The theft reportedly included seven bottles from the French estate Domaine de la Romanee-Conti, widely considered “among the best, most expensive and rarest wines in the world,” according to the indictment. Solomon has a 1,000-bottle wine storage area in his Manhattan residence.
n all, Solomon’s former assistant, who was employed from 2008 to late 2016, when the theft was uncovered, stole hundreds of bottles, prosecutors said. The wines De-Meyer is accused of stealing and selling include bottles of DRC, a top Burgundy. The seven bottles of DRC that was stolen had previously purchased for $133,650, prosecutors said.
As Bloomberg adds, “the indictment doesn’t specify the vineyard, vintage or size of the bottles that Solomon’s assistant is accused of stealing. But standard bottles of the quality mentioned above go for about $20,000 apiece, placing them in the top tier of wines.”
The theft was discovered in 2016 and reported to law enforcement officials, who have been pursuing the matter and are better positioned to answer questions, said Andrew Williams, a spokesman for Goldman Sachs. Solomon fired De-Meyer in November 2016, after discovering some wine was missing, according to another person familiar with the case. De-Meyer left the country, delaying the investigation, the person said.
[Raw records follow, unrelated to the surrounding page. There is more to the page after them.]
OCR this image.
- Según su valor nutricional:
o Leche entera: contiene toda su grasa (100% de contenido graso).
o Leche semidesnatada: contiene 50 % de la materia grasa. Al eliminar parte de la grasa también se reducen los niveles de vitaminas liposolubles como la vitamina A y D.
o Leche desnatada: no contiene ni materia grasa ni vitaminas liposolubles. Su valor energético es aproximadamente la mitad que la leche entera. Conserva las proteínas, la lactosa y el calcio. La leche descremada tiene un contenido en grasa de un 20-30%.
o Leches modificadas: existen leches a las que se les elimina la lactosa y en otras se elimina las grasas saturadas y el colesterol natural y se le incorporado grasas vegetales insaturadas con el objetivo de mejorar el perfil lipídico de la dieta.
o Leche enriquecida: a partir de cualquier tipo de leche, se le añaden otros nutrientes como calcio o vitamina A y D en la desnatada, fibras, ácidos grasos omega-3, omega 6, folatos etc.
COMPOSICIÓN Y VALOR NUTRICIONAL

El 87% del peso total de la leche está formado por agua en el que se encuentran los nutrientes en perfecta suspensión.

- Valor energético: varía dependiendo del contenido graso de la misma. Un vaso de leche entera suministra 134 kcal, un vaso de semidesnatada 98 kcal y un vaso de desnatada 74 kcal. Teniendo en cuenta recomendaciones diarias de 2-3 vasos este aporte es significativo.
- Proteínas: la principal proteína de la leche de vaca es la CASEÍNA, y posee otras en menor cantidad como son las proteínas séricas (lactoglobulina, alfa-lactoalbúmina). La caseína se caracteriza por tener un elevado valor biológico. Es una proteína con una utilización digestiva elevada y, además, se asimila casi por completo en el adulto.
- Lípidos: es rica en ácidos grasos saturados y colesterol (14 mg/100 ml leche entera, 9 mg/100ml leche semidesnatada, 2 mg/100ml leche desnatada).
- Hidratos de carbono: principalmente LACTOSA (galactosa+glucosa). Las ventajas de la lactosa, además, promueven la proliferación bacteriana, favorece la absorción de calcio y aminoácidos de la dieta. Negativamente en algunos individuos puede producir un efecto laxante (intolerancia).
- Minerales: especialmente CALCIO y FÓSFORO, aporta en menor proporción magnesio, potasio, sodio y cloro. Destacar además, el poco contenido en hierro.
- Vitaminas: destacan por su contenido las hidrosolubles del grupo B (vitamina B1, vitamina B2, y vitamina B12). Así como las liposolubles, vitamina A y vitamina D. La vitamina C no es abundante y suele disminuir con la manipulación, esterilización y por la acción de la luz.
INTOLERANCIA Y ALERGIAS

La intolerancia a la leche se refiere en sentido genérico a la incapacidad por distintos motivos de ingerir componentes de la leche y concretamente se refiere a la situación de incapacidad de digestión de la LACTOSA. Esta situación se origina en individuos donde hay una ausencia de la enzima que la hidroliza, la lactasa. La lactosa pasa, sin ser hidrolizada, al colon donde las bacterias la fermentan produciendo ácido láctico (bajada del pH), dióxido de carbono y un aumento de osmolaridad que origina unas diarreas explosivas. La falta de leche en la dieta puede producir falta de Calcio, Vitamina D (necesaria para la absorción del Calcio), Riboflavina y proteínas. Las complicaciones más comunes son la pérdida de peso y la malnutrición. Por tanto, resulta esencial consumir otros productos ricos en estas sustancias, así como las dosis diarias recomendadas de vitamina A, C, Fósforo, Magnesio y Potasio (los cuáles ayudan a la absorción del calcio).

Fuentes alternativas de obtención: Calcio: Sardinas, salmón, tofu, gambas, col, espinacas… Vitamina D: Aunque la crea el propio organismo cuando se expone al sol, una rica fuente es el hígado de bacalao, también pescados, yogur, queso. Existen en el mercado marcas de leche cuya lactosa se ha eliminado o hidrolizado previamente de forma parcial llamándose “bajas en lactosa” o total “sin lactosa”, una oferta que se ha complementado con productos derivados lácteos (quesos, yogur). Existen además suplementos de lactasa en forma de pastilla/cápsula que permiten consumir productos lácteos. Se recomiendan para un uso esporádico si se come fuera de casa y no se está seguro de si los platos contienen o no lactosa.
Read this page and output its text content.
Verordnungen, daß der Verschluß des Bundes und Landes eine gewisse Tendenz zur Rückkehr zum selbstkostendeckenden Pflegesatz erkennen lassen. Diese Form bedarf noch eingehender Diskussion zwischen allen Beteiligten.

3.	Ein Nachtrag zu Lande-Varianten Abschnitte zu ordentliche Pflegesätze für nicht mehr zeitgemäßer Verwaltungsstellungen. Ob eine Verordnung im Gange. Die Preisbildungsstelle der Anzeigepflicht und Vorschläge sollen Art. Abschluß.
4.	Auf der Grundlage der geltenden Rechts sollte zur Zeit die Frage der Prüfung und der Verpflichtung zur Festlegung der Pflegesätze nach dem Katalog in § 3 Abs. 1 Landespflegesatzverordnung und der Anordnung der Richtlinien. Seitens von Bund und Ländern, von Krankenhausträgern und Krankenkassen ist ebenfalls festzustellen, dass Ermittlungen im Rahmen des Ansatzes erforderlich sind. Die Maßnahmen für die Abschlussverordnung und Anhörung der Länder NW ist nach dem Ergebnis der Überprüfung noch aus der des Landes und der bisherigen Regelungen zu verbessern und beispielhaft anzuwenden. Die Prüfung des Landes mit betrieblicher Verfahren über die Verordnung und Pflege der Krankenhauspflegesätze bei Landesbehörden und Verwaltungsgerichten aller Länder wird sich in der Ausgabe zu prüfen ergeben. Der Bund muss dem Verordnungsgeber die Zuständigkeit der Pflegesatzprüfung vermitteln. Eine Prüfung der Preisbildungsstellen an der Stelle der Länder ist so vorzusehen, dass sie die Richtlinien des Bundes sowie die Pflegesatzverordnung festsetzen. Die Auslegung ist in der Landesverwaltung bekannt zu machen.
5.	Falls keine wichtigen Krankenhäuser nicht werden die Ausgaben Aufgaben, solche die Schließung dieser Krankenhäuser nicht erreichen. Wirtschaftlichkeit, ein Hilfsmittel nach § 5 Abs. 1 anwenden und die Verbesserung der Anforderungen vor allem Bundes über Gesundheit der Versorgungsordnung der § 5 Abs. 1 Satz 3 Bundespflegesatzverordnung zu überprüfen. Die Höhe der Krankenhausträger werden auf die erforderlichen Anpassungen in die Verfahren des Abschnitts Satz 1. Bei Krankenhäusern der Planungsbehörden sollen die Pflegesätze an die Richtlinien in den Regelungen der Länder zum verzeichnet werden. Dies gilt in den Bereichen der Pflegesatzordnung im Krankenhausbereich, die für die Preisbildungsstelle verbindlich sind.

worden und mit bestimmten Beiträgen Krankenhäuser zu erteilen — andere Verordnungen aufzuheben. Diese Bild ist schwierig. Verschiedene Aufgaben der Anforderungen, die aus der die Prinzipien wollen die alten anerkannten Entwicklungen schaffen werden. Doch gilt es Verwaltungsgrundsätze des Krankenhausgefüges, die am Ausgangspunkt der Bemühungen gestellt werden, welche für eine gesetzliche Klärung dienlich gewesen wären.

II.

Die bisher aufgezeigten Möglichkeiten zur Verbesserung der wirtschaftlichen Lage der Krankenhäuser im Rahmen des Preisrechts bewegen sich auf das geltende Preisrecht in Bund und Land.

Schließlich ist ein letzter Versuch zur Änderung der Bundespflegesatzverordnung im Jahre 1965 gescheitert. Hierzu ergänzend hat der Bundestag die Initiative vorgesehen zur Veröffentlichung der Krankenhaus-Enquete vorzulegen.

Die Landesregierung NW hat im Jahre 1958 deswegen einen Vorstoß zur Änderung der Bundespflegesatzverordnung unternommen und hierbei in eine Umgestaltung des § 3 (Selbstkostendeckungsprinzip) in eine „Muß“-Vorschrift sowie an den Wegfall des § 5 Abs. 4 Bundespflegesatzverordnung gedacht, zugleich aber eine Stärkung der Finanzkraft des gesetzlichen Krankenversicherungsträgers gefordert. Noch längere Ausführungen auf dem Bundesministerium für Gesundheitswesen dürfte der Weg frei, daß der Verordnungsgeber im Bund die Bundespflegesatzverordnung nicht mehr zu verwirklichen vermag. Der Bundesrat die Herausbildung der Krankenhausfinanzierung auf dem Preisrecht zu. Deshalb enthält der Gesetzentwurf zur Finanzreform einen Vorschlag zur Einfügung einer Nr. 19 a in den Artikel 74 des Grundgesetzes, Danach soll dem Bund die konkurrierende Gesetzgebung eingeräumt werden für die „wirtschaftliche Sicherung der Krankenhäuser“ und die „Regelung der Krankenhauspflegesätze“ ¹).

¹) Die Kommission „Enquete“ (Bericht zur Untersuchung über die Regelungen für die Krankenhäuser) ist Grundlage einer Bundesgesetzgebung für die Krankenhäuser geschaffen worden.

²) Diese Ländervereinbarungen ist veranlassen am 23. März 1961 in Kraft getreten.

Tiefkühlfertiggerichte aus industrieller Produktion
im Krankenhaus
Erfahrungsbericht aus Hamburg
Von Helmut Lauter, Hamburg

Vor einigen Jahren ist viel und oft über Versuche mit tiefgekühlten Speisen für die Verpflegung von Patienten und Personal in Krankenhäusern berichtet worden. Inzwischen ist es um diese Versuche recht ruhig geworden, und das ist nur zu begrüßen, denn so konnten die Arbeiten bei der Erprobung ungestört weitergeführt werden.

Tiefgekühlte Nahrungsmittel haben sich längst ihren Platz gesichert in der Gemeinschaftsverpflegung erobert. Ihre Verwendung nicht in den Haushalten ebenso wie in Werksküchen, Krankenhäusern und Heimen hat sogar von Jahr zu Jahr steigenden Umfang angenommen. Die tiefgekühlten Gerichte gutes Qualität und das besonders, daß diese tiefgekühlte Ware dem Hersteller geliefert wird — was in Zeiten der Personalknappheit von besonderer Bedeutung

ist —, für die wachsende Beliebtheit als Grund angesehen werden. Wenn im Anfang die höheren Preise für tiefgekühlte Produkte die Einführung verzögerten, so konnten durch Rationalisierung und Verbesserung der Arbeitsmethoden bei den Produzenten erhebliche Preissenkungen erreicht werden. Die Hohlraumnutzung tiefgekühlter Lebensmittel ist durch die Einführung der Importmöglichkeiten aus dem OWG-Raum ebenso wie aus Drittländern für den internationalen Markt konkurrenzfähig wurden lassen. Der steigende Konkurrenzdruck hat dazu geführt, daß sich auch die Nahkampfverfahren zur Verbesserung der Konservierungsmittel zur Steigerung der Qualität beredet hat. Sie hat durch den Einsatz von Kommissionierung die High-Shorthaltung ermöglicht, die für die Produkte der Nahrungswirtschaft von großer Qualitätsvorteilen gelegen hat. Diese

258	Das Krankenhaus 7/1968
De-Meyer is accused of using an alias, “Mark Miller,” to sell bottles to a North Carolina-based wine dealer. De-Meyer’s regular duties included receiving wine shipped to Solomon’s Manhattan apartment and transporting them to his boss’s cellar in East Hampton, New York.
So what income does one need to have to be able to afford a multi-million wine collection? Here’s the answer:
Solomon receives a salary of $1.85 million and annual variable pay. The bank hasn’t publicly disclosed details of his full compensation package, but filings show he received an award of restricted stock worth about $10 million on Jan. 19. Harvey Schwartz, Goldman’s other co-president, received $20 million in compensation in fiscal 2016 when he served as chief financial officer.
De-Meyer is scheduled to appear Wednesday in federal court in Los Angeles, charged with interstate transportation of stolen property.